The figures, often sculpted in stone or cast in bronze, embody both strength and stillness, echoes of the torsos that drift through digital seas of desire, line the walls of bathhouses, and endure pain in pursuit of connection. These fragmented bodies speak to the tension between intimacy and anonymity, pleasure and endurance, the sacred and the profane. Their stoicism becomes symbolic of survival, while the fragility of the Polaroid surface reveals what lies beneath the façade of control.

The phallus, a recurring motif throughout the series, serves not as a symbol of dominance but of vulnerability, reclamation, and becoming. Through these crystalline and corporeal forms, Sexual Healing reframes pleasure as an act of transformation, where the physical and spiritual converge.

Colour plays an intentional role throughout the series. Each hue is chosen through the lens of colour psychology and the energetic language of the chakras: red for desire and disconnection, yellow for attention and insecurity, violet for spiritual awakening. These colours do not merely decorate the image; they vibrate with emotion, guiding the viewer through states of tension, release, and restoration.

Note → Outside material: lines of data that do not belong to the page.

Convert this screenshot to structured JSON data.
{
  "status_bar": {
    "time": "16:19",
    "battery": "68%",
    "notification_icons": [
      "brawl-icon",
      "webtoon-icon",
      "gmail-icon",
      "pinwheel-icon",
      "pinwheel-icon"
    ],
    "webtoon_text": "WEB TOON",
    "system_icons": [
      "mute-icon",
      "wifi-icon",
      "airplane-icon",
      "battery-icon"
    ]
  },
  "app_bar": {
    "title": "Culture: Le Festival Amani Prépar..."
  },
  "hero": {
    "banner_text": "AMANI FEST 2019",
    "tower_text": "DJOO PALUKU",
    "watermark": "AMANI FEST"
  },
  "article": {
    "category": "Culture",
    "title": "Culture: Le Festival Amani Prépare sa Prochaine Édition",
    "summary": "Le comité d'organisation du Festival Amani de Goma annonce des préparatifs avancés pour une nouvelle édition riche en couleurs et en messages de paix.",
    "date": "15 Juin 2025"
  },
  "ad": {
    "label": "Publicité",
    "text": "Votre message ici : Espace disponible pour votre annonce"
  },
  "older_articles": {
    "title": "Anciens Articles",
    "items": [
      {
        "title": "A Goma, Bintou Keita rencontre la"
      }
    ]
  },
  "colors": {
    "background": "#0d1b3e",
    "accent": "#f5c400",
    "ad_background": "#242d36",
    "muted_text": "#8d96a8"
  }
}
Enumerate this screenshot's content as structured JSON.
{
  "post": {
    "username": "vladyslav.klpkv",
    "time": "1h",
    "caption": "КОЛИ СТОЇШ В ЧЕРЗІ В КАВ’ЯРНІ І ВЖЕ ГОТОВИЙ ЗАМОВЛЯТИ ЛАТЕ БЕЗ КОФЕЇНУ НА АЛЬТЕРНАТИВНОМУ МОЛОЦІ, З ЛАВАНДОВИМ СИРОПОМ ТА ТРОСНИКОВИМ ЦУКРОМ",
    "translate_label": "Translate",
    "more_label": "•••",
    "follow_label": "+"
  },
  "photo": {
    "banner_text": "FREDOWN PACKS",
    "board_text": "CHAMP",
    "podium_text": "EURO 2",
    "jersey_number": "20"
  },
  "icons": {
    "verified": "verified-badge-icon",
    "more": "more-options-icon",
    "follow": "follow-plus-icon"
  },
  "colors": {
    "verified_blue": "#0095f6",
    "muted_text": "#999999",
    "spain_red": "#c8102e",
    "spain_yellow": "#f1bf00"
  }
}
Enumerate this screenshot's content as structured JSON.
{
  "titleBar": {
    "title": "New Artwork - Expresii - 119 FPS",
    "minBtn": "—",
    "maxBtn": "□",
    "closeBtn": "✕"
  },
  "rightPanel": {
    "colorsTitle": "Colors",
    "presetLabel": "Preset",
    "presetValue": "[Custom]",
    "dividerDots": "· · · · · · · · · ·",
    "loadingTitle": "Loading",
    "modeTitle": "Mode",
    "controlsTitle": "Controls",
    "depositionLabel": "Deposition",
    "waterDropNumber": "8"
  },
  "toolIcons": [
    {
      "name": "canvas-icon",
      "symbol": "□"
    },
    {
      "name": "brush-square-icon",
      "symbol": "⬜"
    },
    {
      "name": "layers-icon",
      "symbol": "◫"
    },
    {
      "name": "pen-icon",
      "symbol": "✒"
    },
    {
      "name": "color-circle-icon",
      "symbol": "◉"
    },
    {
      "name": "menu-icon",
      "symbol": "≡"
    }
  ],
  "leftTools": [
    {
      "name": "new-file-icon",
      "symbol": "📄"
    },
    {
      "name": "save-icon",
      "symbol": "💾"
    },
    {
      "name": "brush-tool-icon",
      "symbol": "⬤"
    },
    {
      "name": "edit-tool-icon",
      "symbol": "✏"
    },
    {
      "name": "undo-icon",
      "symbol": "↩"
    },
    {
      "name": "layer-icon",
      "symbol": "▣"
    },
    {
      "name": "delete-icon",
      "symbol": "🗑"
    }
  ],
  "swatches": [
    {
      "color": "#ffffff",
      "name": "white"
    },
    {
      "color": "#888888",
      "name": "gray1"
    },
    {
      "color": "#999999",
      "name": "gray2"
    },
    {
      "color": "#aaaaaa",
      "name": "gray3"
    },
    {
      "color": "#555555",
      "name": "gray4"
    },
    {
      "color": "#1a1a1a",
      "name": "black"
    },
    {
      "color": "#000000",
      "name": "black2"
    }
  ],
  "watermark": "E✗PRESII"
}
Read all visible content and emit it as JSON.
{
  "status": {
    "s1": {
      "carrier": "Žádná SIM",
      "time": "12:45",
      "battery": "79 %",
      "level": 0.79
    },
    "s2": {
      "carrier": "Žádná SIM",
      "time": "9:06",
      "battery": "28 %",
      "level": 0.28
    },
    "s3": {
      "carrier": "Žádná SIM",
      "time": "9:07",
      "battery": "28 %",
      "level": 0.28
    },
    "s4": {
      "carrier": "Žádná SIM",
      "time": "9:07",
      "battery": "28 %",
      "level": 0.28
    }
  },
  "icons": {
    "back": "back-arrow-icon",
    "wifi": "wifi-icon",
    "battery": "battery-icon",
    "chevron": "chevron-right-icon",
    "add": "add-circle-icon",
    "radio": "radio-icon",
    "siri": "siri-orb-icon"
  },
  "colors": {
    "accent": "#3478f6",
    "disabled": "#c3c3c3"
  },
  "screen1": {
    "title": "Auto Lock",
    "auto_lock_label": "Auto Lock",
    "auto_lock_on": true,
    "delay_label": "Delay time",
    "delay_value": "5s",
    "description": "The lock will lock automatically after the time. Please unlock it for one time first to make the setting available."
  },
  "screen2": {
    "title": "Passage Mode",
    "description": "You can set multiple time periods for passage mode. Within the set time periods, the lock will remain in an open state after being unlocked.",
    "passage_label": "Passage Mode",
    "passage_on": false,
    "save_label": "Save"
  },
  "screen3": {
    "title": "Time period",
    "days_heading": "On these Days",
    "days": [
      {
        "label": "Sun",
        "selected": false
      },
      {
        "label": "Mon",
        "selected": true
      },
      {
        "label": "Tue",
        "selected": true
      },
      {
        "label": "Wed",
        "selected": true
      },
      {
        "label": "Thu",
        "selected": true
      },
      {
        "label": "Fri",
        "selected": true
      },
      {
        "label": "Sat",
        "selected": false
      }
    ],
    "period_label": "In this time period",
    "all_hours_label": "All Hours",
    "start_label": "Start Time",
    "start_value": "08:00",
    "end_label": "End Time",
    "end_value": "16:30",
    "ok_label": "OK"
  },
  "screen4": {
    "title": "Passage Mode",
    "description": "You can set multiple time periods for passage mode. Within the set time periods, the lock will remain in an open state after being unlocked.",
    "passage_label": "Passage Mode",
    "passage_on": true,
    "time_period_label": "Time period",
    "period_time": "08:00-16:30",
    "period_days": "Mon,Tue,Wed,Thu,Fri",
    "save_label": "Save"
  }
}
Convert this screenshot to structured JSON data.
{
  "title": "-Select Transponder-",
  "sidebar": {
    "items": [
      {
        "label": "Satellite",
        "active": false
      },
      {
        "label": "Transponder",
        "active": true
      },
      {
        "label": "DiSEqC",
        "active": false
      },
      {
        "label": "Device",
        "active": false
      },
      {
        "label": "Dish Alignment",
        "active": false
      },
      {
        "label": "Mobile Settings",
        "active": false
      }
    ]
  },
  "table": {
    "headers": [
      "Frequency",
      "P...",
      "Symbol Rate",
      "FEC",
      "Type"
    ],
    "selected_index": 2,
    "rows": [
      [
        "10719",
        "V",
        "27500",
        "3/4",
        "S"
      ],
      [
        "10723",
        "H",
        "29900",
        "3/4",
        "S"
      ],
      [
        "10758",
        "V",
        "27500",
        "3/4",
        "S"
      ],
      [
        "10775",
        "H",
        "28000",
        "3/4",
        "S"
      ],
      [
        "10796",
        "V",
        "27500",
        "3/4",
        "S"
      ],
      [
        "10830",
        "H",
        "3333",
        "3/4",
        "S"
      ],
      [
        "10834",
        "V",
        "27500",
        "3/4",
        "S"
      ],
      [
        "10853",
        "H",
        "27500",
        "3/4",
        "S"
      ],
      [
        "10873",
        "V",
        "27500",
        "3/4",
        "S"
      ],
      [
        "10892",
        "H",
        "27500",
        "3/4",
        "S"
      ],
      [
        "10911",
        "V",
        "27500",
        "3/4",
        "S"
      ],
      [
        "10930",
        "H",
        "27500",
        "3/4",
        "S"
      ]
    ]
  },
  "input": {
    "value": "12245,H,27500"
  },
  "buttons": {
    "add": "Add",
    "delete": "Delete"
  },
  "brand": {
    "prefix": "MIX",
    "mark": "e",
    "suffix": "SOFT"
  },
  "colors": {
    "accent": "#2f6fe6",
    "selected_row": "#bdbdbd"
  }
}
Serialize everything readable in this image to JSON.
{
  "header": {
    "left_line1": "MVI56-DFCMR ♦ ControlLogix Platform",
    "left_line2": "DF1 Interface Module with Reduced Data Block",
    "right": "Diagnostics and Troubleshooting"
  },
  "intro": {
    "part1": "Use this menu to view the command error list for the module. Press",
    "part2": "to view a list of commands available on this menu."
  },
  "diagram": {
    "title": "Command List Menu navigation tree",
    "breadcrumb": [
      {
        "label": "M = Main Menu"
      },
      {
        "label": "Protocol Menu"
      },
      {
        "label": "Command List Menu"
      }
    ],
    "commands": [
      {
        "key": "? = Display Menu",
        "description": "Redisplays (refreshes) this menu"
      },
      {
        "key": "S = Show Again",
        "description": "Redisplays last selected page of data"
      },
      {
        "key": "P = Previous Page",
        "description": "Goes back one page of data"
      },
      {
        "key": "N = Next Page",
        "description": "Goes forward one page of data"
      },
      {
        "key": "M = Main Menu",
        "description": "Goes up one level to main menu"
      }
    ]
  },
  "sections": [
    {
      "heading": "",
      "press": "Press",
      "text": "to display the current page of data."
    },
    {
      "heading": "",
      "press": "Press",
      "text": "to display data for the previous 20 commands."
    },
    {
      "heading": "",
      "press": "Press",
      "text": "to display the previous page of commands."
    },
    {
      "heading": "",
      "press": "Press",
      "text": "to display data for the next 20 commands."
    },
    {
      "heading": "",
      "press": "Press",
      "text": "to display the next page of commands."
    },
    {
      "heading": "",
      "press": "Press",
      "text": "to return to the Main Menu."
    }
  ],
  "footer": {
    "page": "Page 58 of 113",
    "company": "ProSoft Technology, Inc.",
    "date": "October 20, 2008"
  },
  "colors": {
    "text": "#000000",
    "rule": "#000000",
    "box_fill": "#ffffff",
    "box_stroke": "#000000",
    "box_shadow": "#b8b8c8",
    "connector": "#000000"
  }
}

As a queer Filipino Canadian artist, I confront inherited shame surrounding sexuality and the body, shame rooted in colonialism, religion, and the Western gaze. The repetitious nature of the work becomes both devotional and defiant, a meditation on forgiveness, reclamation, and self-acceptance.

Between photography and painting, body and spirit, stone and skin, Sexual Healing reflects the quiet power of becoming whole, an ongoing dialogue between vulnerability and resilience, and the beauty that lives in between.








Original Sin, 2025
Polaroid emulsion lift and acrylic on canvas, 20 x 20 cm
Erasure, 2025
Polaroid emulsion lift and acrylic on canvas, 20 x 20 cm
Human Condition, 2025
Polaroid emulsion lift and acrylic on canvas, 30 x 30 cm
Cruising, 2025
Polaroid emulsion lift and acrylic on canvas, 30 x 30 cm
Exposure, 2025
Polaroid emulsion lift and acrylic on canvas, 20 x 20 cm
Reclamation, 2025
Polaroid emulsion lift and acrylic on canvas, 20 x 20 cm
Master Healer, 2025
Polaroid emulsion lift and acrylic on canvas, 7 panels, each 20 x 20 cm
Get Me Bodied, 2025
Polaroid emulsion lift and acrylic on canvas, 50 x 50 cm

Source Message is composed of 26 short-form TikTok videos made from fragmented moments gathered from travel, everyday life, and the quiet instants when beauty makes itself known. Each clip carries overlaid text in the familiar TikTok font, grounding the work in the visual language of our time while honoring the raw immediacy with which we now record our becoming.



The words are drawn from my healing and transformation process: phrases, insights, and truths that surfaced in the space In Between Hurt & Healing. When placed over moving images, they act like transmissions—fleeting yet potent reminders of the inner shifts that shape a life.

Sound becomes an essential layer. Each video is paired with an intentionally chosen song that amplifies the emotional tone of the scene and deepens the meaning of the words on screen. The music holds the atmosphere: the quiet of a morning, the rush of a city, the softness of a memory, the ache or expansion of a moment. Together, these sonic choices transform the piece into an energetic landscape—one where image, text, and sound move as a single message.

As a whole, Source Message reclaims the rhythm of the feed as a space for reflection. It acknowledges the mediums through which we now narrate our lives, while demonstrating that even the most ephemeral frames can carry depth. The work asks how healing can show up in real time, inside the tools and aesthetics of the present day, and how meaning is often found not in a single moment — but in the accumulation of many small ones.


Photo by Harriet Browse

Ryan Esquivel is a Filipino-Canadian artist and designer based in Amsterdam whose work spans analogue image-making, painting, collage, and digital media. 

Through processes that include Polaroid emulsion lifts—peeled, stretched, and layered skins of imagery—he examines identity, transformation, and the imperfect beauty of becoming. The material shifts within each piece echo the slow, intuitive nature of emotional repair.

Esquivel’s practice extends into the digital realm with Source Message, a series of short-form video works that translate moments of lived beauty into a contemporary visual language. This expansion bridges the tactile and the technological, reflecting his belief that analogue presence and digital immediacy can coexist as meaningful modes of expression.

Through series such as Sexual Healing, Sanctuary, and his growing digital work, Esquivel continues to explore themes of queerness, spirituality, and self-reclamation—creating work that honours the human mark, the emotional trace, and the evolving ways we construct and witness images today.